On an iPhone, a new Emergency SOS feature will call 911 and notify your emergency contacts of your location after you press the Sleep/Wake button five times quickly and swipe the Emergency SOS button. Tap Settings > Emergency SOS to set this up.
The password auto-fill feature now suggests stored login information for many apps right from the QuickType bar above the keyboard—manage this in Settings > Accounts & Passwords > App & Website Passwords.
Many of iOS 11’s built-in apps receive significant changes as well:
Camera: New file formats will make your videos and photos take up less space. There are a few new filters, and Camera can finally scan QR codes, which simplify loading Web sites, getting contact info, and connecting to Wi-Fi networks.
Photos: You can now edit the video in a Live Photo and apply looping, bouncing, and long exposure effects. Photos can at long last play animated GIFs and has a new Animated smart album to hold them.

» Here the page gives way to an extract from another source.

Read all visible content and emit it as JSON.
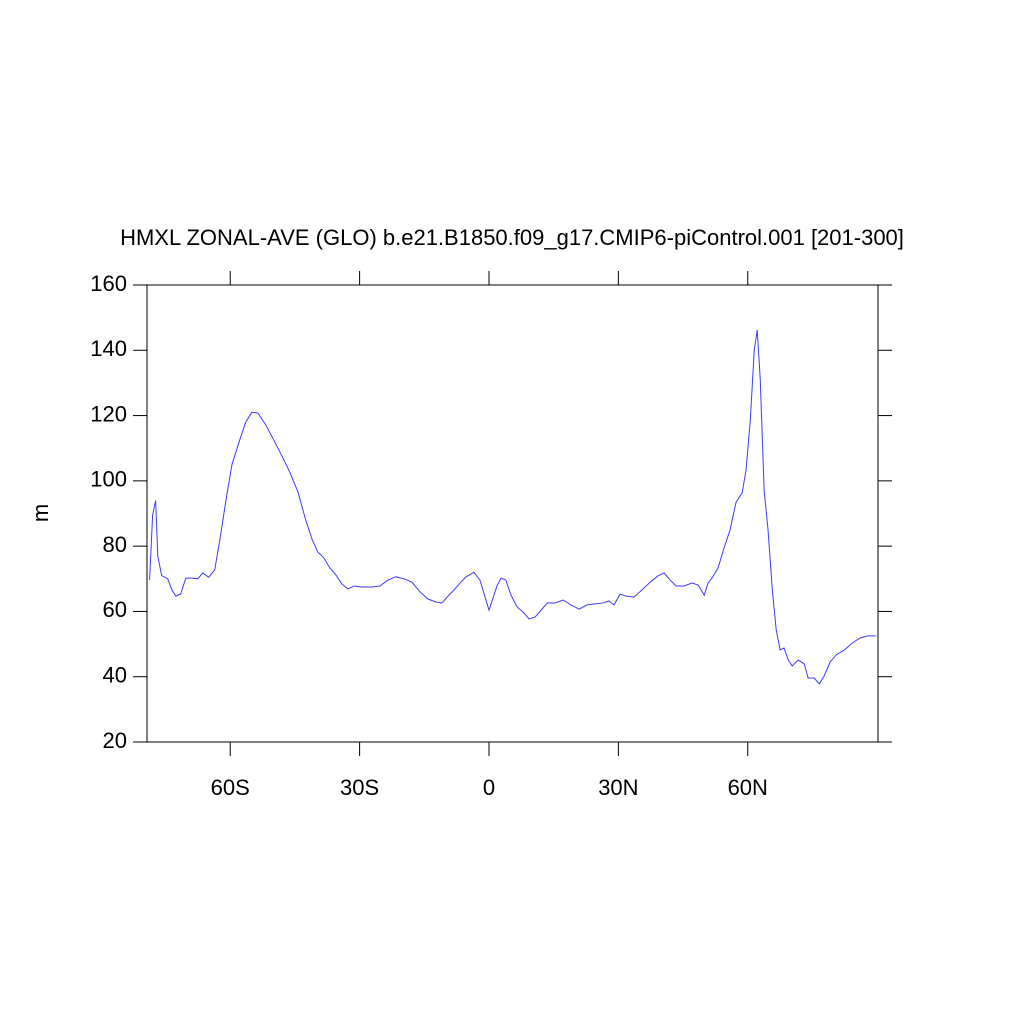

Files: This major new app replaces the iCloud Drive app. Look in Files for access not just to iCloud Drive, but also to files on your device and in other cloud sharing services like Dropbox and Google Drive.
Messages: A new app drawer at the bottom of the screen tries to entice you to use iMessage apps. Most are just stickers, but some are useful and Apple provides a new Apple Pay app here that lets you make person-to-person payments.
Maps: Apple has added indoor maps of some airports and malls to Maps. Maps also now provides lane guidance on more complicated roads.
Notes: The new Instant Notes feature make starting a note as simple as tapping the Lock screen of an iPad Pro with an Apple Pencil, or the optional Notes button in Control Center. A note can now look like lined paper or graph paper (tap the Share button, then tap Lines & Grids). You can also now scan a document. The idea is that you then sign it with the Apple Pencil and send it on its way. Notes can also now find text in Apple Pencil handwriting.
Take some time to explore—we’re liking these new features and we think you will too! It’s likely safe to upgrade to iOS 11 now, but check our upgrade advice first.